Средний возраст, когда возникает онкология — 55-60 лет. У каждого человека в течение жизни образуются миллионы раковых клеток, но заболевают раком — единицы. Иммунная система борется с поломками. Однако с возрастом иммунитет ослабляется и уже не способен активно работать, а количество опухолевых клеток в организме возрастает. Поэтому чем дольше человек живет, тем выше вероятность у него дождаться своего рака. Поскольку продолжительность жизни постоянно растет, то и заболеваемость злокачественными опухолями в перспективе будет больше. Но есть и положительный момент. Несмотря на рост заболеваемости, смертность снижается примерно на один процент в год.
Это в целом по всем странам? А Россия как на этом фоне?
Глобально, несмотря на трудности, мы идем в ногу. В темпы Восточной Европы по снижению смертности мы укладываемся.
Наши ученые вносят какой-то вклад в общемировую борьбу с онкологией?
Тут две стороны. Россия входит в топ-10 стран в мире по участию в международных клинических исследованиях новых препаратов. Для пациентов — это очень хорошо. Они бесплатно имеют возможность получить то, что в будущем может стать революционным. И для врачей это очень полезно, так как они получают опыт использования самых современных методов.
Объем собственных российских исследований очень небольшой, так как на это нет денег. Например, в США, которые считаются лидером в онкологии, государство выделяет 6,5 миллиарда долларов в год на исследования рака. В России сопоставимая сумма выделяется на все здравоохранение. В таких условиях конкурировать очень сложно. Поэтому пока для наших ученых достойный выход — это становиться частью международных исследовательских групп. Это пока у нас получается. Все наши лидеры входят в различные международные советы. То есть интеллектуальный вклад мы вносим.
Стоит ли ждать в ближайшее время новых прорывов в лечении рака?

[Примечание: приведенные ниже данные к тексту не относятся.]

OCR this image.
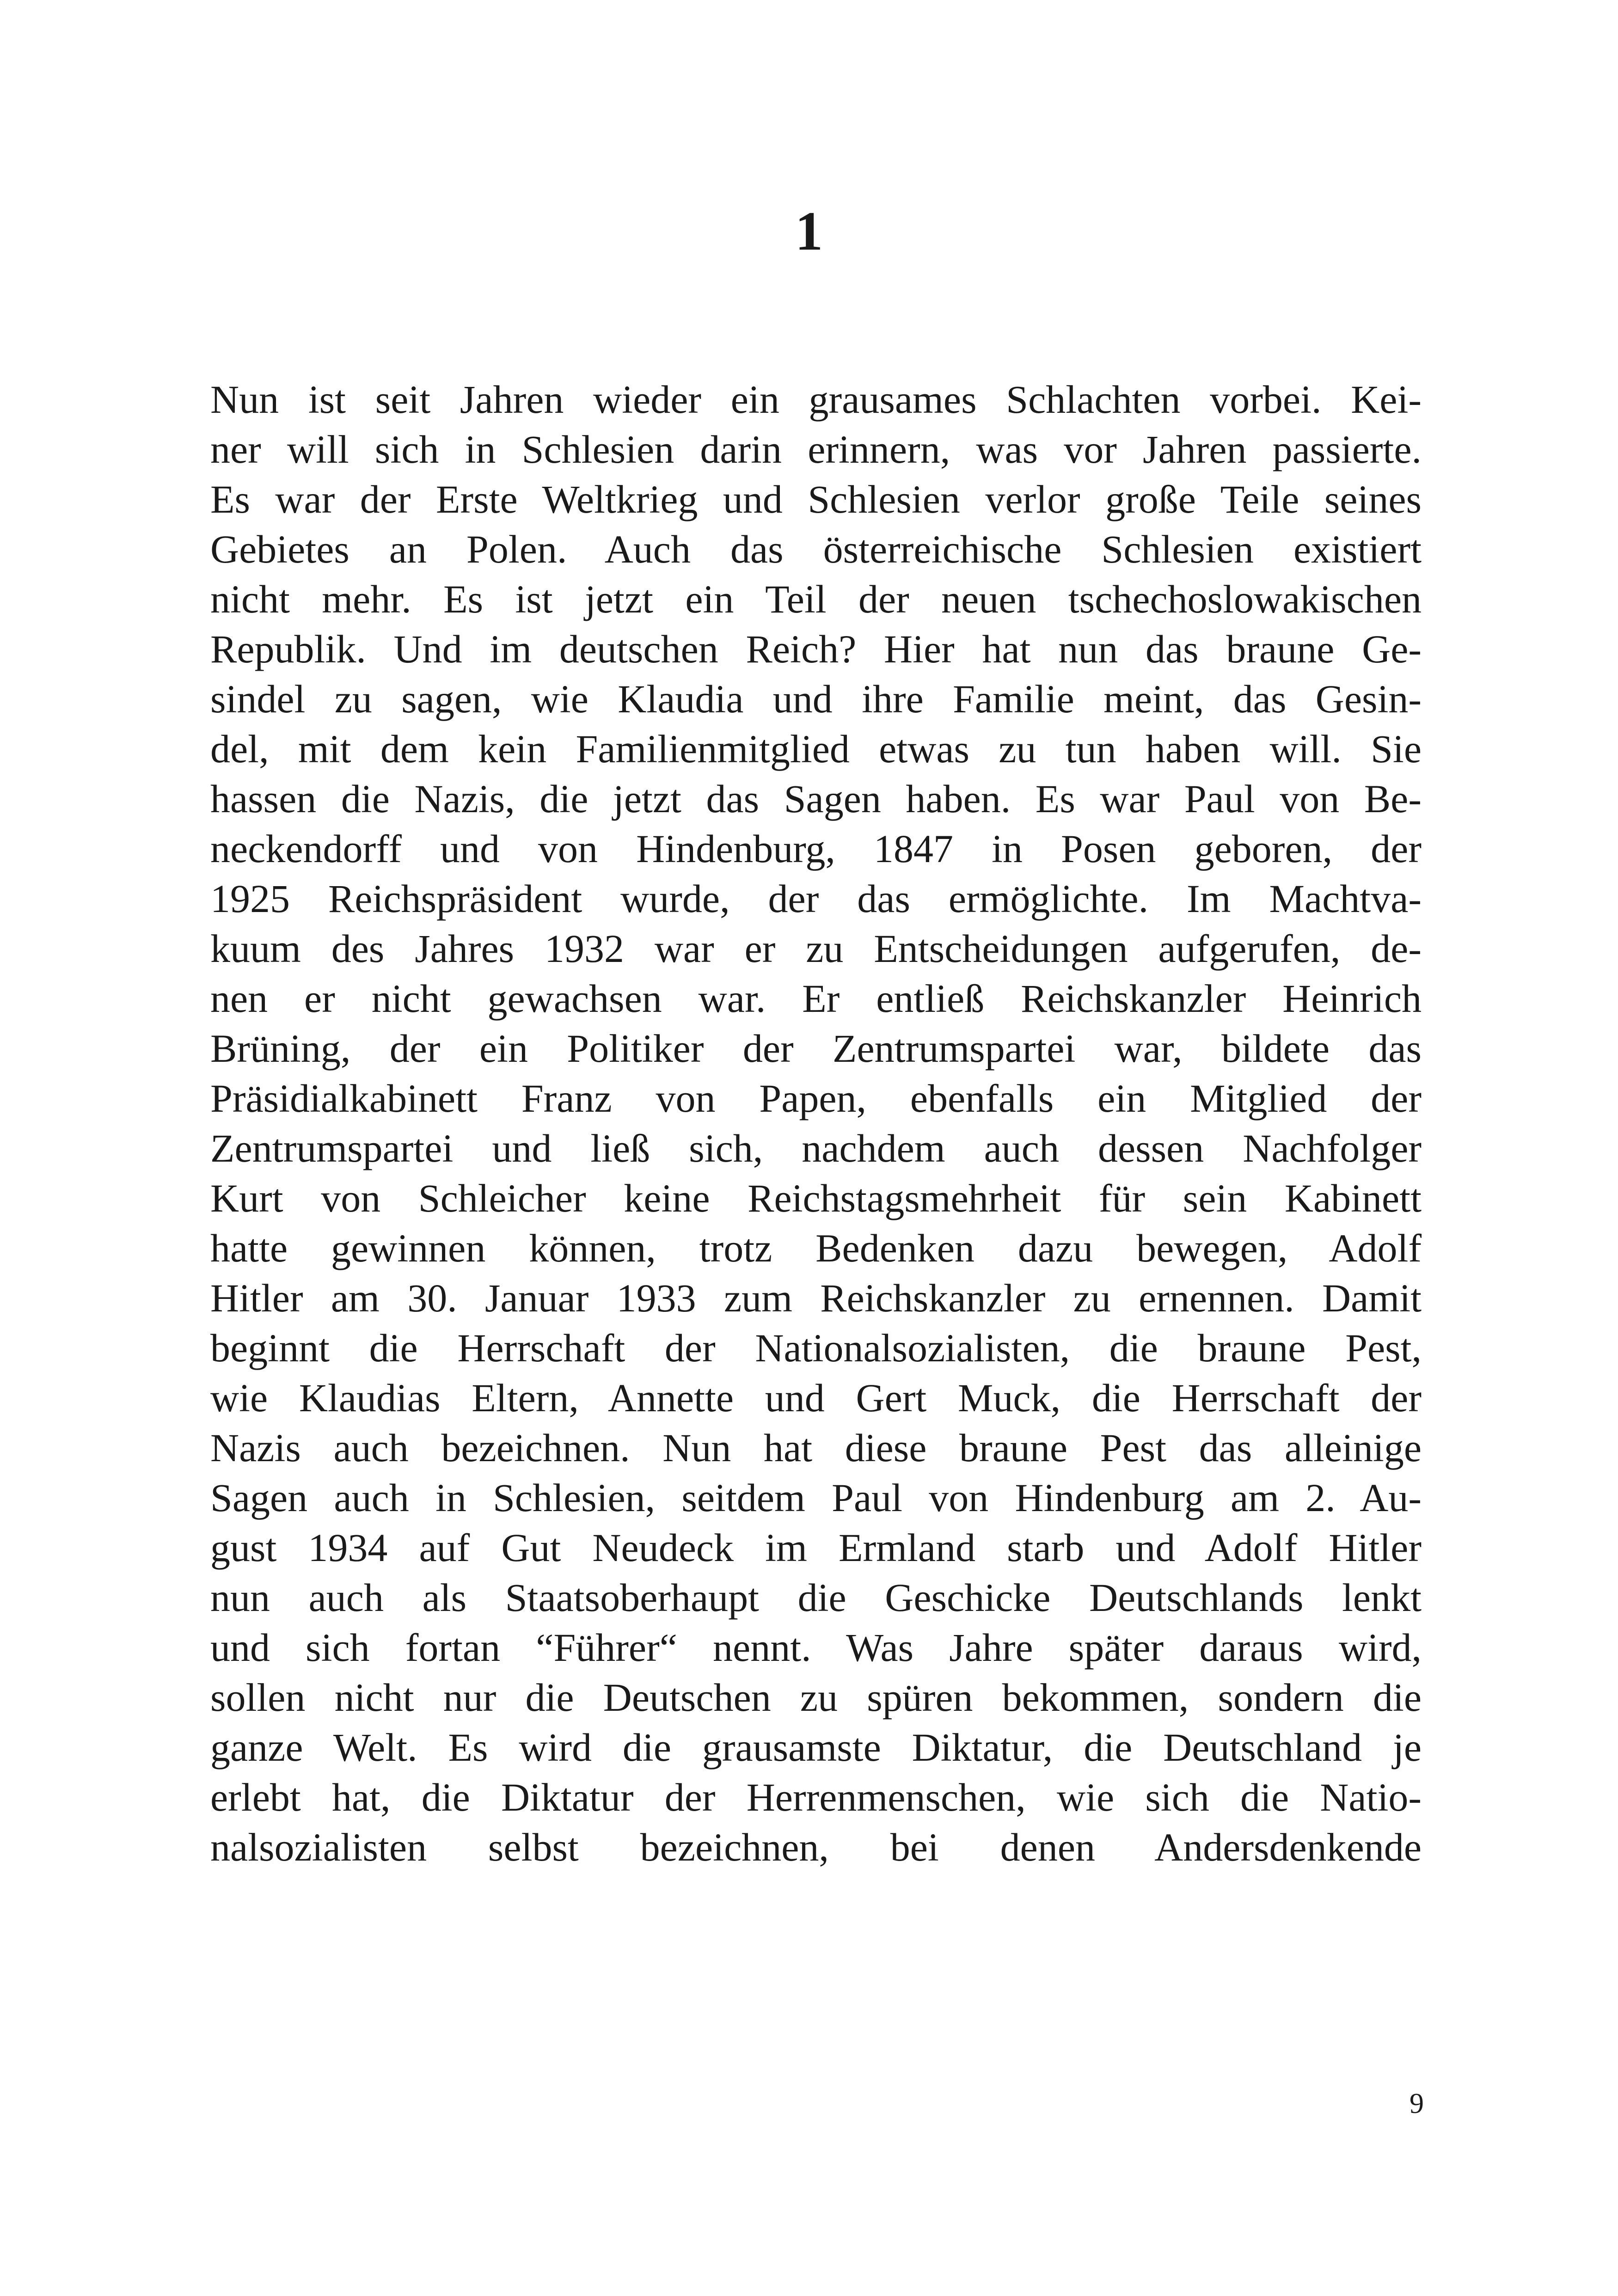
1
Nun ist seit Jahren wieder ein grausames Schlachten vorbei. Kei-
ner will sich in Schlesien darin erinnern, was vor Jahren passierte.
Es war der Erste Weltkrieg und Schlesien verlor große Teile seines
Gebietes an Polen. Auch das österreichische Schlesien existiert
nicht mehr. Es ist jetzt ein Teil der neuen tschechoslowakischen
Republik. Und im deutschen Reich? Hier hat nun das braune Ge-
sindel zu sagen, wie Klaudia und ihre Familie meint, das Gesin-
del, mit dem kein Familienmitglied etwas zu tun haben will. Sie
hassen die Nazis, die jetzt das Sagen haben. Es war Paul von Be-
neckendorff und von Hindenburg, 1847 in Posen geboren, der
1925 Reichspräsident wurde, der das ermöglichte. Im Machtva-
kuum des Jahres 1932 war er zu Entscheidungen aufgerufen, de-
nen er nicht gewachsen war. Er entließ Reichskanzler Heinrich
Brüning, der ein Politiker der Zentrumspartei war, bildete das
Präsidialkabinett Franz von Papen, ebenfalls ein Mitglied der
Zentrumspartei und ließ sich, nachdem auch dessen Nachfolger
Kurt von Schleicher keine Reichstagsmehrheit für sein Kabinett
hatte gewinnen können, trotz Bedenken dazu bewegen, Adolf
Hitler am 30. Januar 1933 zum Reichskanzler zu ernennen. Damit
beginnt die Herrschaft der Nationalsozialisten, die braune Pest,
wie Klaudias Eltern, Annette und Gert Muck, die Herrschaft der
Nazis auch bezeichnen. Nun hat diese braune Pest das alleinige
Sagen auch in Schlesien, seitdem Paul von Hindenburg am 2. Au-
gust 1934 auf Gut Neudeck im Ermland starb und Adolf Hitler
nun auch als Staatsoberhaupt die Geschicke Deutschlands lenkt
und sich fortan “Führer“ nennt. Was Jahre später daraus wird,
sollen nicht nur die Deutschen zu spüren bekommen, sondern die
ganze Welt. Es wird die grausamste Diktatur, die Deutschland je
erlebt hat, die Diktatur der Herrenmenschen, wie sich die Natio-
nalsozialisten selbst bezeichnen, bei denen Andersdenkende
9
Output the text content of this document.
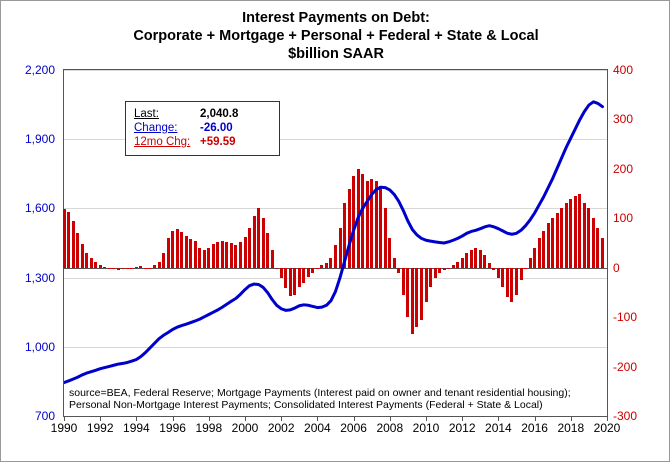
Interest Payments on Debt:
Corporate + Mortgage + Personal + Federal + State & Local
$billion SAAR
Last:	2,040.8
Change: -26.00
12mo Chg: +59.59
source=BEA, Federal Reserve; Mortgage Payments (Interest paid on owner and tenant residential housing); Personal Non-Mortgage Interest Payments; Consolidated Interest Payments (Federal + State & Local)
700
1,000
1,300
1,600
1,900
2,200
-300
-200
-100
0
100
200
300
400
1990 1992 1994 1996 1998 2000 2002 2004 2006 2008 2010 2012 2014 2016 2018 2020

Для лечения опухолей крови большие надежды возлагаются на CAR-T — метод. Это генная терапия. Собственные лимфоциты пациента «перепрограммируют», чтобы они могли находить опухолевые клетки и уничтожать их. Вообще сегодня на различных международных онкологических конгрессах треть всех сообщений, посвященных фундаментальным научным исследованиям — о возможностях генной терапии. На экспериментальном уровне сейчас пытаются редактировать ДНК — вырезать пораженные участки больной клетки, чтобы превратить ее в нормальную. Наиболее активно такие исследования ведутся для лечения ВИЧ. Но если метод будет найден, это вызовет революции во всем. В будущем можно ждать прорывов и от таких видов лечения как ингибиторы котрольных точек и таргетная терапия. Проблема одна — как сделать так, чтобы инновации были доступны по стоимости обычным пациентам.